Lower Prices and Bundling Will Bring Broadband to 78 Million Homes by 2010Boston, MA - June 16, 2005 -- After years of dominating the US market, cable operators' share of broadband Internet customers will decline steadily over the next five years according to a new report from technology research firm Strategy Analytics. The report, "Broadband Internet Services in North America: Market Outlook & Analysis," notes that although cable remains the leading broadband platform in the US, its share of the total base of broadband users fell from 62 to 59 percent in 2004. By the end of 2005, Strategy Analytics predicts that cable's share will slip to 57 percent, while share for telcos offering DSL and fiber services will grow from 39 to 41 percent.

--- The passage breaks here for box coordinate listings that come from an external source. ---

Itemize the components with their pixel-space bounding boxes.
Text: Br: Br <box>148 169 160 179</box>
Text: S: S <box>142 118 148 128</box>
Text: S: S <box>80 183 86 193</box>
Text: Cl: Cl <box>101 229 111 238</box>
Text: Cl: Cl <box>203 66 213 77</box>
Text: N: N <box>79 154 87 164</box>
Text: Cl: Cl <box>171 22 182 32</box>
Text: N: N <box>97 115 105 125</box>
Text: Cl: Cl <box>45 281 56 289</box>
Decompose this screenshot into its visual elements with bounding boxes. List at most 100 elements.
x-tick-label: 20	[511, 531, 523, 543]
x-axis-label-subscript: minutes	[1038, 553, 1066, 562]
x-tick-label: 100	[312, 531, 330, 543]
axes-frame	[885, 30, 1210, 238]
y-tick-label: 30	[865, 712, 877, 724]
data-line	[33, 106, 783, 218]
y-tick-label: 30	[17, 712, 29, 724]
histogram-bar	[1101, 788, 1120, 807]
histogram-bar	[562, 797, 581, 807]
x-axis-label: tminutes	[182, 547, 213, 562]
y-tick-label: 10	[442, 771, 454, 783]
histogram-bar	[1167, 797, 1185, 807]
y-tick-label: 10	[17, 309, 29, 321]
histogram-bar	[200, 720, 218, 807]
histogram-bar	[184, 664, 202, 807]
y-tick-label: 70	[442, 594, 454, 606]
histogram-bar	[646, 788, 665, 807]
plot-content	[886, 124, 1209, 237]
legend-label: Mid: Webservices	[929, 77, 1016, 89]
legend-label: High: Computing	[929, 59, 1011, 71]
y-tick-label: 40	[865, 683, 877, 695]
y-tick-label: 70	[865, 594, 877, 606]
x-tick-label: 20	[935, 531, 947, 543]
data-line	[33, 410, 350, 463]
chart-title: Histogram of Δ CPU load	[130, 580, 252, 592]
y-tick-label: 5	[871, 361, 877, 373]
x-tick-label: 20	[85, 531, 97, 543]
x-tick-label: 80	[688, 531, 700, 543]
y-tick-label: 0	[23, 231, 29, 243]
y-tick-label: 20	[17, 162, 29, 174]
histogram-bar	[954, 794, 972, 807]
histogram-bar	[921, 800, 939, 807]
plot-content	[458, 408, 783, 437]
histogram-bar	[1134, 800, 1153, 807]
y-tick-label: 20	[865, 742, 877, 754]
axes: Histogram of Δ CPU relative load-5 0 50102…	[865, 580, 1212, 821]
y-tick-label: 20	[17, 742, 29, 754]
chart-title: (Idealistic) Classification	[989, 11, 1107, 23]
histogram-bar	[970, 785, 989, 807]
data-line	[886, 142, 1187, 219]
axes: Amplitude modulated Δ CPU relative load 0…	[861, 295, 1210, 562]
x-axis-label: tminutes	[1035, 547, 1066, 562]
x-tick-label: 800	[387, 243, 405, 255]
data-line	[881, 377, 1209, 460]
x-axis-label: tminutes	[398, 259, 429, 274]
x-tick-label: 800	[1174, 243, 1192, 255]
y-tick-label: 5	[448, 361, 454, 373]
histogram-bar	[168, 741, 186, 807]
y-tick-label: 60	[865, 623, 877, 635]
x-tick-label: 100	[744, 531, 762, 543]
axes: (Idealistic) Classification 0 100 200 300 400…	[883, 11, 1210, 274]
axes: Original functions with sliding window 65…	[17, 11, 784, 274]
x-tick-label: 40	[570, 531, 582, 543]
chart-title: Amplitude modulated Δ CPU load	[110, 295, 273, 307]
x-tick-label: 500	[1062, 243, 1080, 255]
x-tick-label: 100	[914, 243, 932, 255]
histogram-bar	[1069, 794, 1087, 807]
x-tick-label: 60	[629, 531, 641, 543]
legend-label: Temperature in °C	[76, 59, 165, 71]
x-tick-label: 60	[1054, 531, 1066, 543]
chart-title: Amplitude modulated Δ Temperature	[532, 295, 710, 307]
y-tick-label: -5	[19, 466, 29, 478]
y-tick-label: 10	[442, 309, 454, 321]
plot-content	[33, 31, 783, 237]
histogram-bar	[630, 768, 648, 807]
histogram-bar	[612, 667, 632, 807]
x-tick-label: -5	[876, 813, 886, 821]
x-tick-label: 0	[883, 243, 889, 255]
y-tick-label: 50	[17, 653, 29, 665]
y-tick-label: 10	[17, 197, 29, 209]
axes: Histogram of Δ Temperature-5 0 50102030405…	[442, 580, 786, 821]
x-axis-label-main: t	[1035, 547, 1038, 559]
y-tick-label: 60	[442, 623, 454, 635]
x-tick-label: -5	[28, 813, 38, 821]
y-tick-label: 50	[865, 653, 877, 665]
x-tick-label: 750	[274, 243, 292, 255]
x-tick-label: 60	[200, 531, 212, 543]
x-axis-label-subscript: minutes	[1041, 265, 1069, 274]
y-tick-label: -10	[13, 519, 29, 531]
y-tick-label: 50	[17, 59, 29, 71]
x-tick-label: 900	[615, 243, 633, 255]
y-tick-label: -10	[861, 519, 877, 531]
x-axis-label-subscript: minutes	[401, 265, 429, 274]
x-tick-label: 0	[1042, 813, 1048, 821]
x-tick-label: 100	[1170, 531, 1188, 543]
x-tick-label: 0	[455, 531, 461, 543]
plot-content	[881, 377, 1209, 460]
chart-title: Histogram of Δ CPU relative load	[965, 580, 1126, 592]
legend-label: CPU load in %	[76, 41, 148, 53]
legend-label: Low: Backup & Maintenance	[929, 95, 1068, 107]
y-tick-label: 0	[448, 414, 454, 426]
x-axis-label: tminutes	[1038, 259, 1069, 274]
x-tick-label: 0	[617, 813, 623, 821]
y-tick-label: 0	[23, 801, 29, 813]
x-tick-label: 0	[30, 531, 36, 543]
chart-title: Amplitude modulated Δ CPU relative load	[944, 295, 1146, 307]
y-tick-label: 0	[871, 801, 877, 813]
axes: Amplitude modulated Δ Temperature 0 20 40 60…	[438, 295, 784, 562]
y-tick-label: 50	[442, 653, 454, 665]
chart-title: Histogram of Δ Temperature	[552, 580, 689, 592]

"Even as they race to launch new services, such as IP-based TV, SBC, Verizon and other telcos are using aggressive price cuts to maintain subscriber growth in DSL," says James Penhune, director of the Strategy Analytics Broadband Media & Communications research program. "But the competitive race between cable and DSL will remain neck-and-neck through 2005 as top cable operators such as Comcast, Time Warner and Cablevision roll out Voice-Over-IP (VOIP) services to target telco customers."
The combination of falling prices and multi-service bundles combining TV, telephony and high-speed Internet services will drive overall adoption of broadband sharply upward over the next five years. By 2010, the report predicts that nearly 78 million US customers will use some type of broadband service. Cable operators will account for about half of that total, while telcos will serve 43 percent of subscribers through a combination of DSL and advanced fiber networks.